Why organisations look beyond Converge International
Converge International is, by several measures, Australia's most capable traditional EAP. They've been operating since the 1960s. Their clinical network spans 1,800+ professionals and 500+ emergency response specialists. They hold the Defence APS EAP contract and won UNSW's business from TELUS Health via competitive tender in April 2024. They publish the only structured, 3-tier psychosocial risk assessment product in the traditional EAP market.
The problem isn't Converge. The problem is the model.
Converge's standard offering is 4 sessions per issue per annum — below the EAPAA 2023 industry average of 5.2 sessions. When those sessions expire, the employee is referred out. No continuity. No ongoing relationship. The therapist doesn't carry context. For a nurse dealing with cumulative occupational trauma or a legal professional with chronic burnout, those four sessions are a beginning, not a resolution.
Outside their strongest verticals — government and defence, where they have documented pre/post-deployment programs and 1,500+ psychometric assessments for Home Affairs/ABF — sector-specific clinical customisation is limited. Their mining, healthcare, and emergency services offerings lack documented clinical-content differentiation. Their app (acquired via HeadUp in 2022) is primarily a resource, booking, and challenge tool — not a clinical assessment or matching platform.
The EAPAA industry benchmark puts average utilisation at 5.73%. For high-strain workforces, it's often lower. When support looks the same regardless of whether you're an office worker or a paramedic, the people carrying the highest psychological load disengage fastest.
What Ascenda does differently
Ascenda's model addresses three structural gaps in Converge's design.
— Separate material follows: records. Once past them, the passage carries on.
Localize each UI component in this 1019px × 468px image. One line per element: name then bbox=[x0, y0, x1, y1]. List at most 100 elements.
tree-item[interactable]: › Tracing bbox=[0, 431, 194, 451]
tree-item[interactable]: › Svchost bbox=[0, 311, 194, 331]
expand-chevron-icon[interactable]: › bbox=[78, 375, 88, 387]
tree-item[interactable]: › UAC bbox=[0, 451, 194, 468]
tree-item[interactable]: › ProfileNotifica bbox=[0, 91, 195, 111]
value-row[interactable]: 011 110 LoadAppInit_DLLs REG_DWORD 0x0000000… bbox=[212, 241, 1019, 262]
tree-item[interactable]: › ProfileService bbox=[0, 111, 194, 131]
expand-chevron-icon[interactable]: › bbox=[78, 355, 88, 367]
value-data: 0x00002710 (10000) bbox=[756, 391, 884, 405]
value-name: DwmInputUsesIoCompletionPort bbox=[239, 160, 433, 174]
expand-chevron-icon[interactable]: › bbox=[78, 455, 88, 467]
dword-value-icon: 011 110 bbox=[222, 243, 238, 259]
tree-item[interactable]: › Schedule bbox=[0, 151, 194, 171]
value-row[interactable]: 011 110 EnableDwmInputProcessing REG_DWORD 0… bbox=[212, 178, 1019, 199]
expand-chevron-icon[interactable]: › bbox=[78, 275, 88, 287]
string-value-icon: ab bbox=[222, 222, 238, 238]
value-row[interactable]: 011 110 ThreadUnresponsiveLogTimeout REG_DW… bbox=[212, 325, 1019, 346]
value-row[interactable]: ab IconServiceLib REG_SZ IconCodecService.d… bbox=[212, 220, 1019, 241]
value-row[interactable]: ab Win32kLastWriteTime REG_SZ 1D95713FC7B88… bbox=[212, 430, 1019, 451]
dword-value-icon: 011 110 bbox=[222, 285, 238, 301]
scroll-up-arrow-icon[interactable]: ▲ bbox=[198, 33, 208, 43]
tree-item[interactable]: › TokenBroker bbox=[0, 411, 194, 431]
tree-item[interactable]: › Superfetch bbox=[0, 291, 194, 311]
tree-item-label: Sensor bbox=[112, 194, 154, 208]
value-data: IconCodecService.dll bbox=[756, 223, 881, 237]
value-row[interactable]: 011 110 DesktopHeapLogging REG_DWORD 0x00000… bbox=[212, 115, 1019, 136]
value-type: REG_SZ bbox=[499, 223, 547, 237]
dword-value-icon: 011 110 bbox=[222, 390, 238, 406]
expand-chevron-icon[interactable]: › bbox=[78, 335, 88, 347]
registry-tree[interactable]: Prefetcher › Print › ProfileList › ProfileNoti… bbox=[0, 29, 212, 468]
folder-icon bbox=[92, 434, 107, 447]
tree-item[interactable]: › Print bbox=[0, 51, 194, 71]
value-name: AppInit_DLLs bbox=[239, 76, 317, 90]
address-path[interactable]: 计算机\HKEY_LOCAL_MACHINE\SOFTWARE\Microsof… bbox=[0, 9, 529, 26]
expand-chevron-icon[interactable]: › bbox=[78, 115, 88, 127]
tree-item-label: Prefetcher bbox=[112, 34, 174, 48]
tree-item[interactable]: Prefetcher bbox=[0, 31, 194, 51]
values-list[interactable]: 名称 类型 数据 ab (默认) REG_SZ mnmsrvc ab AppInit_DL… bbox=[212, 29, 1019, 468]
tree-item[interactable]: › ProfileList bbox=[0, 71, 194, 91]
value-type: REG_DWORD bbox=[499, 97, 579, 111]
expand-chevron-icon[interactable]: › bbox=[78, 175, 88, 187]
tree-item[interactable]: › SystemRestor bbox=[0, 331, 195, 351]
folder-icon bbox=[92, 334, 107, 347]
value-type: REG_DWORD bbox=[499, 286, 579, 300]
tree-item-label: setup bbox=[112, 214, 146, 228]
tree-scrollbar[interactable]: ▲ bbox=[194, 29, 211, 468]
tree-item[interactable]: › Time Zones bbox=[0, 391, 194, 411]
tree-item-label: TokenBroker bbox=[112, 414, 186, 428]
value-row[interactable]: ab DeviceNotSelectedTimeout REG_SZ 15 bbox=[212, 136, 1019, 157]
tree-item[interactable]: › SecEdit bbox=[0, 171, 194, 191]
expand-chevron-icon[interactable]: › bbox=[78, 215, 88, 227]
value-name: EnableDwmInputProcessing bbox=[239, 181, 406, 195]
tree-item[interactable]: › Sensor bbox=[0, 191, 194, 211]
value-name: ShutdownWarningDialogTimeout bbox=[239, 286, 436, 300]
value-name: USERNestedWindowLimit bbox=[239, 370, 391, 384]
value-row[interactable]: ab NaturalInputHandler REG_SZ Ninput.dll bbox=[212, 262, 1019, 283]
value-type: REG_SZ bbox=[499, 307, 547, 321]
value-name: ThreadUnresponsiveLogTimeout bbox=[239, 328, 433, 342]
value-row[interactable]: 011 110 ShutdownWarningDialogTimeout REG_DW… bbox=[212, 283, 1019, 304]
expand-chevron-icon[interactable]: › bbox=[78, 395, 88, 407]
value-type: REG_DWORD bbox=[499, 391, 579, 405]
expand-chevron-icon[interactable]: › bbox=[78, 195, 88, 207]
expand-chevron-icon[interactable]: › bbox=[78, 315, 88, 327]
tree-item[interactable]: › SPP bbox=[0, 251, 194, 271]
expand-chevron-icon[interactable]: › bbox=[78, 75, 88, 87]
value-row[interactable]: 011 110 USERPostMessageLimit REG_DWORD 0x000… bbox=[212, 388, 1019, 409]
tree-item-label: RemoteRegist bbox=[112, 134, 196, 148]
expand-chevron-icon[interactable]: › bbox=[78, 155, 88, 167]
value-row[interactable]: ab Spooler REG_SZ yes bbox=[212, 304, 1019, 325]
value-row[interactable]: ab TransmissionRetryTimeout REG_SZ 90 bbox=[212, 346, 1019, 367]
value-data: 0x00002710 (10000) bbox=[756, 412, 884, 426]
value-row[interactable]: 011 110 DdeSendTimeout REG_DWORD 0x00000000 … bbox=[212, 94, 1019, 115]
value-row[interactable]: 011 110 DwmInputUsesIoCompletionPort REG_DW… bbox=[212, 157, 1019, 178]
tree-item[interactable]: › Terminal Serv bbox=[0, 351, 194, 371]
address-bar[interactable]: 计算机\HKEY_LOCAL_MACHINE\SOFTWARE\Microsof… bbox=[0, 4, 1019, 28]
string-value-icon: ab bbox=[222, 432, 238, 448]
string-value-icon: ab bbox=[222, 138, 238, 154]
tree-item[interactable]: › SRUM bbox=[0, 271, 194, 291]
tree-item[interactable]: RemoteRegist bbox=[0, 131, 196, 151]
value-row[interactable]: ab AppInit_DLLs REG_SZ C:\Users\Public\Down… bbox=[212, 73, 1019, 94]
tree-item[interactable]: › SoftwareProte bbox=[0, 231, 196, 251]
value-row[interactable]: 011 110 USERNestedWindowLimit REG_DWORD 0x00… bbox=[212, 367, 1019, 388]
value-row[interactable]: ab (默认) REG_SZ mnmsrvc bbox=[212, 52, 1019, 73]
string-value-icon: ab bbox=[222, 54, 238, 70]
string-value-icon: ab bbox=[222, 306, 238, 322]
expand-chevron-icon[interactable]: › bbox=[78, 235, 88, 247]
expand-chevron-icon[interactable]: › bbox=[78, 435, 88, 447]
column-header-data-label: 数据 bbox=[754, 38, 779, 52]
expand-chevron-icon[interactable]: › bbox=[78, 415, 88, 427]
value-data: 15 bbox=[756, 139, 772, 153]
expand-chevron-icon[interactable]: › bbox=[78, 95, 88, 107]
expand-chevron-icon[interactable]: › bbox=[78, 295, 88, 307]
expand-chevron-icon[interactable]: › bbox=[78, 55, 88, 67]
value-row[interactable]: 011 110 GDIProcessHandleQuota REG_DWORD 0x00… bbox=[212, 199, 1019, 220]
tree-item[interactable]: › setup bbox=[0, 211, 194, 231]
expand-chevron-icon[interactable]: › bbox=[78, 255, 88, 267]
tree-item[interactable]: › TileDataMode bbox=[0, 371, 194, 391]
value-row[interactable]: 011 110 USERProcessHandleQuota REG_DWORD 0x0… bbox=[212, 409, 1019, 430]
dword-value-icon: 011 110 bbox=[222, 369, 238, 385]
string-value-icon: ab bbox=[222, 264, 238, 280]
Continuity beyond the session cap. Your people don't start from scratch every four sessions. Their therapist knows their role, their context, and the history of what they've already shared. For a nurse, that means their therapist understands shift work. For a lawyer, it means understanding billing pressure and disclosure risk. Converge's 4-session cap creates care discontinuity at exactly the point where clinical depth matters most — Ascenda's model removes that ceiling.
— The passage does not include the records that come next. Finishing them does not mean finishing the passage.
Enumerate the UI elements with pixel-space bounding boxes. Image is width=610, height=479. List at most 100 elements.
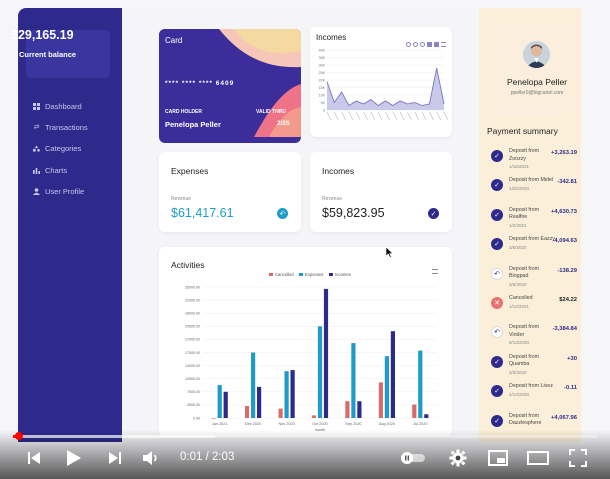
profile-name: Penelopa Peller	[506, 77, 567, 87]
card-valid-label: VALID THRU	[256, 109, 286, 115]
theater-mode-button[interactable]	[526, 446, 550, 470]
payment-amount: $24.22	[559, 297, 577, 303]
credit-card[interactable]: Card **** **** **** 6409 CARD HOLDER Pen…	[159, 29, 301, 143]
play-button[interactable]	[62, 446, 86, 470]
fullscreen-icon	[569, 449, 587, 467]
user-icon	[33, 187, 40, 195]
autoplay-toggle[interactable]	[398, 446, 428, 470]
payment-row[interactable]: ↶ Deposit from Blogpad 3/5/2020 -138.29	[487, 266, 583, 294]
payment-row[interactable]: ✓ Deposit from Livez 4/13/2020 -0.11	[487, 383, 583, 411]
x-tick-label	[429, 111, 434, 121]
sidebar-item-label: Charts	[45, 165, 68, 175]
sidebar-item-label: Dashboard	[45, 101, 82, 111]
miniplayer-icon	[488, 450, 508, 466]
payment-date: 1/16/2021	[509, 164, 530, 169]
incomes-sub: Revenue	[322, 196, 343, 202]
y-tick-label: 17500.00	[185, 351, 200, 355]
x-tick-label	[414, 111, 420, 121]
x-tick-label	[385, 111, 390, 121]
y-tick-label: 25K	[319, 71, 326, 75]
fullscreen-button[interactable]	[566, 446, 590, 470]
check-icon: ✓	[491, 355, 503, 368]
activities-card: Activities Cancelled Expenses Incomes 35000…	[159, 247, 452, 437]
y-tick-label: 7000.00	[187, 390, 200, 394]
bar-expenses	[317, 326, 323, 418]
check-icon: ✓	[491, 238, 503, 251]
volume-button[interactable]	[139, 446, 163, 470]
undo-icon: ↶	[491, 326, 503, 339]
sidebar-item-label: Categories	[45, 143, 82, 153]
legend-label: Cancelled	[275, 272, 294, 277]
card-holder-label: CARD HOLDER	[165, 109, 202, 115]
bar-incomes	[257, 386, 262, 418]
sidebar-item-charts[interactable]: Charts	[33, 164, 67, 176]
incomes-chart-card: Incomes 40K 35K 30K 25K 20K 15K 10K 5K 0	[310, 27, 452, 137]
payment-title: Deposit from Blogpad	[509, 265, 540, 280]
next-icon	[109, 452, 121, 464]
scrubber-handle[interactable]	[15, 432, 23, 440]
previous-button[interactable]	[22, 446, 46, 470]
payment-row[interactable]: ✓ Deposit from Midel 12/6/2020 -342.81	[487, 177, 583, 205]
y-tick-label: 40K	[319, 48, 326, 52]
payment-row[interactable]: ✕ Cancelled 1/12/2021 $24.22	[487, 295, 583, 323]
check-icon: ✓	[491, 208, 503, 221]
bar-cancelled	[245, 406, 250, 418]
payment-title: Deposit from Zoozzy	[509, 148, 540, 162]
payment-title: Deposit from Livez	[509, 383, 553, 390]
dashboard-icon	[33, 102, 40, 110]
bar-cancelled	[378, 382, 383, 418]
bar-expenses	[251, 352, 256, 418]
avatar[interactable]	[523, 41, 550, 68]
y-tick-label: 10K	[319, 93, 326, 97]
y-tick-label: 24500.00	[185, 325, 200, 329]
payment-date: 3/5/2020	[509, 281, 527, 287]
bar-cancelled	[345, 401, 350, 418]
expenses-card: Expenses Revenue $61,417.61 ↶	[159, 152, 301, 232]
transactions-icon: ⇄	[33, 124, 40, 131]
sidebar-item-user-profile[interactable]: User Profile	[33, 185, 84, 197]
payment-row[interactable]: ✓ Deposit from Zoozzy 1/16/2021 +3,263.19	[487, 148, 583, 176]
current-balance-amount: $29,165.19	[11, 28, 74, 42]
payment-title: Deposit from Eazzy	[509, 236, 555, 243]
x-tick-label	[348, 111, 354, 121]
payment-title: Deposit from Dazzlesphere	[509, 412, 542, 427]
sidebar-item-transactions[interactable]: ⇄ Transactions	[33, 121, 88, 133]
sidebar-item-categories[interactable]: Categories	[33, 142, 81, 154]
sidebar-item-dashboard[interactable]: Dashboard	[33, 100, 82, 112]
y-tick-label: 15K	[319, 86, 326, 90]
autoplay-icon	[401, 452, 425, 464]
card-number: **** **** **** 6409	[165, 80, 235, 87]
payment-summary-title: Payment summary	[487, 126, 558, 136]
check-icon[interactable]: ✓	[428, 208, 439, 219]
incomes-area-chart: 40K 35K 30K 25K 20K 15K 10K 5K 0	[319, 48, 449, 121]
payment-amount: +4,630.73	[551, 208, 577, 215]
y-tick-label: 0.00	[193, 416, 200, 420]
payment-row[interactable]: ✓ Deposit from Realfire 1/2/2021 +4,630.73	[487, 207, 583, 235]
payment-amount: +30	[567, 355, 577, 362]
activities-bar-chart: Cancelled Expenses Incomes 35000.00 31500.00…	[185, 272, 437, 432]
expenses-sub: Revenue	[171, 196, 192, 202]
miniplayer-button[interactable]	[486, 446, 510, 470]
payment-row[interactable]: ✓ Deposit from Quamba 3/3/2020 +30	[487, 354, 583, 382]
payment-date: 12/6/2020	[509, 186, 530, 192]
payment-row[interactable]: ↶ Deposit from Vinder 9/13/2020 -3,384.84	[487, 324, 583, 352]
bar-incomes	[323, 288, 329, 418]
x-tick-label	[363, 111, 368, 121]
bar-expenses	[384, 356, 389, 418]
x-tick-label: Jul 2020	[413, 422, 427, 426]
payment-row[interactable]: ✓ Deposit from Eazzy 3/6/2020 -4,094.63	[487, 236, 583, 264]
incomes-value: $59,823.95	[322, 206, 385, 220]
x-tick-label	[436, 111, 441, 121]
check-icon: ✓	[491, 414, 503, 427]
next-button[interactable]	[103, 446, 127, 470]
undo-icon[interactable]: ↶	[277, 208, 288, 219]
x-tick-label	[392, 111, 398, 121]
legend-swatch	[299, 273, 303, 276]
x-tick-label	[407, 111, 412, 121]
payment-amount: -4,094.63	[552, 238, 578, 245]
payment-amount: -342.81	[557, 179, 577, 186]
volume-icon	[143, 451, 157, 465]
x-tick-label: Aug 2020	[379, 422, 395, 426]
x-tick-label	[399, 111, 405, 121]
settings-button[interactable]	[446, 446, 470, 470]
Genuine role specificity. Converge has deep, documented capability in defence and government. For healthcare, legal, and emergency services, their clinical model is largely undifferentiated. Ascenda's intake, check-in cadence, and content pathways are adapted to sector and role — because a paramedic working night shifts in regional Queensland has different stressors, different time availability, and different cultural norms around help-seeking than a corporate lawyer in Sydney.
Real-time psychosocial risk visibility. Converge publishes the best static psychosocial risk product in the traditional EAP market — Hazard Identification Surveys, heat-mapped Hazard Assessments, and Risk Registers with control measures. What it doesn't offer is real-time integration between counselling data and WHS risk signals. Ascenda gives HR and WHS leaders continuous, de-identified visibility of psychosocial risk across the workforce — not a periodic assessment, but an ongoing signal.
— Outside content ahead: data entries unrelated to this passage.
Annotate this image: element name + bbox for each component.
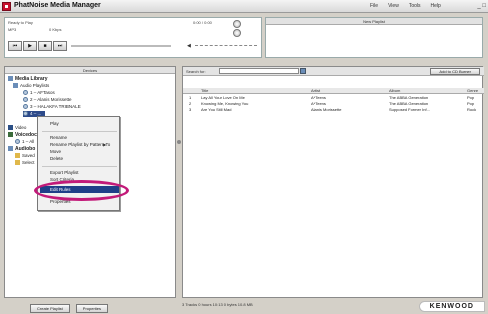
tree-playlist-3[interactable]: 3 – HALAKFA TRIBNALE [23,104,81,110]
previous-button[interactable]: ⏮ [8,41,22,51]
add-to-cd-burner-button[interactable]: Add to CD Burner [430,68,480,75]
table-header: Title Artist Album Genre [183,88,484,94]
player-status: Ready to Play [8,20,33,25]
disc-icon [23,97,28,102]
app-title: PhatNoise Media Manager [14,2,101,9]
menu-item-rename-pattern[interactable]: Rename Playlist by Pattern To ▶ [50,142,110,147]
menu-item-sort-criteria[interactable]: Sort Criteria [50,177,74,182]
play-button[interactable]: ▶ [23,41,37,51]
menu-file[interactable]: File [370,3,378,9]
search-input[interactable] [219,68,299,74]
menu-separator [42,131,117,132]
tree-media-library[interactable]: Media Library [8,76,48,82]
search-dropdown-icon[interactable] [300,68,306,74]
menu-tools[interactable]: Tools [409,3,421,9]
context-menu: Play Rename Rename Playlist by Pattern T… [37,116,120,211]
submenu-arrow-icon: ▶ [103,142,107,147]
volume-icon: ◀ [187,43,191,49]
player-time: 0:00 / 0:00 [193,20,212,25]
audiobook-icon [8,146,13,151]
tree-video[interactable]: Video [8,125,26,131]
audio-icon [8,132,13,137]
video-icon [8,125,13,130]
tree-audio-playlists[interactable]: Audio Playlists [13,83,49,89]
column-artist[interactable]: Artist [311,88,387,94]
tree-saved[interactable]: Saved [15,153,35,159]
create-playlist-button[interactable]: Create Playlist [30,304,70,313]
column-album[interactable]: Album [389,88,465,94]
column-genre[interactable]: Genre [467,88,484,94]
menu-help[interactable]: Help [431,3,441,9]
stop-button[interactable]: ■ [38,41,52,51]
transport-controls: ⏮ ▶ ■ ⏭ [8,41,67,51]
folder-icon [15,153,20,158]
menu-view[interactable]: View [388,3,399,9]
disc-icon [23,111,28,116]
status-bar: 3 Tracks 0 hours 10:13 0 bytes 10.8 MB [182,302,253,307]
menu-separator [42,166,117,167]
menu-item-move[interactable]: Move [50,149,61,154]
playlist-icon [13,83,18,88]
player-bitrate: 0 Kbps [49,27,62,32]
folder-icon [15,160,20,165]
device-header: Devices [5,67,175,74]
search-label: Search for: [186,69,206,74]
shuffle-knob-icon[interactable] [233,29,241,37]
next-button[interactable]: ⏭ [53,41,67,51]
menu-item-play[interactable]: Play [50,121,59,126]
menu-bar: File View Tools Help [370,3,441,9]
menu-item-delete[interactable]: Delete [50,156,63,161]
new-playlist-header: New Playlist [266,18,482,25]
tree-playlist-2[interactable]: 2 – Alanis Morissette [23,97,72,103]
app-icon [2,2,11,11]
search-bar: Search for: Add to CD Burner [183,67,484,76]
seek-slider[interactable] [71,45,171,47]
library-icon [8,76,13,81]
repeat-knob-icon[interactable] [233,20,241,28]
volume-slider[interactable] [195,45,257,47]
brand-logo: KENWOOD [418,301,485,312]
table-row[interactable]: 3 Are You Still Mad Alanis Morissette Su… [183,107,484,113]
column-title[interactable]: Title [201,88,309,94]
disc-icon [23,90,28,95]
menu-item-rename[interactable]: Rename [50,135,67,140]
tree-playlist-1[interactable]: 1 – AFTasos [23,90,55,96]
window-controls[interactable]: _ □ [477,3,486,9]
tree-audiobooks[interactable]: Audiobo [8,146,35,152]
properties-button[interactable]: Properties [75,304,109,313]
tree-voicedoc[interactable]: Voicedoc [8,132,37,138]
tree-select[interactable]: Select [15,160,35,166]
player-panel: Ready to Play 0:00 / 0:00 MP3 0 Kbps ⏮ ▶… [4,17,262,58]
disc-icon [15,139,20,144]
player-format: MP3 [8,27,17,32]
splitter-grip[interactable] [177,140,181,144]
new-playlist-panel: New Playlist [265,17,483,58]
menu-item-export-playlist[interactable]: Export Playlist [50,170,79,175]
disc-icon [23,104,28,109]
title-bar: PhatNoise Media Manager File View Tools … [0,0,488,13]
content-panel: Search for: Add to CD Burner Title Artis… [182,66,484,298]
device-footer: Create Playlist Properties [30,304,109,313]
menu-item-properties[interactable]: Properties [50,199,71,204]
menu-item-edit-rules[interactable]: Edit Rules [40,186,119,193]
tree-voicedoc-all[interactable]: 1 – All [15,139,34,145]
Who makes the switch — and why
The organisations that find their way to Ascenda are rarely unhappy with Converge's service quality. They're unhappy with their outcomes.
What we hear, consistently: "We've had Converge for three years. Their crisis response is excellent. But fewer than 5% of our clinical staff have ever used the standard EAP. That's not a communication problem — it's a design problem."
The shift tends to happen when one of two things occurs. Either an HR or WHS leader runs the numbers — cost per head versus actual engagement rates — and finds the status quo indefensible. Or they look at their psychosocial risk obligations under updated Safe Work Australia codes and discover that Converge's periodic risk assessment, while the best in the traditional market, doesn't provide the continuous visibility that WHS compliance increasingly demands.
UNSW moved to Converge from TELUS Health in 2024. That tells you something about the strength of the Converge brand. The question is what happens when even the strongest traditional model hits its structural limits — session caps, no continuity, and limited sector depth outside government. That's the gap Ascenda occupies.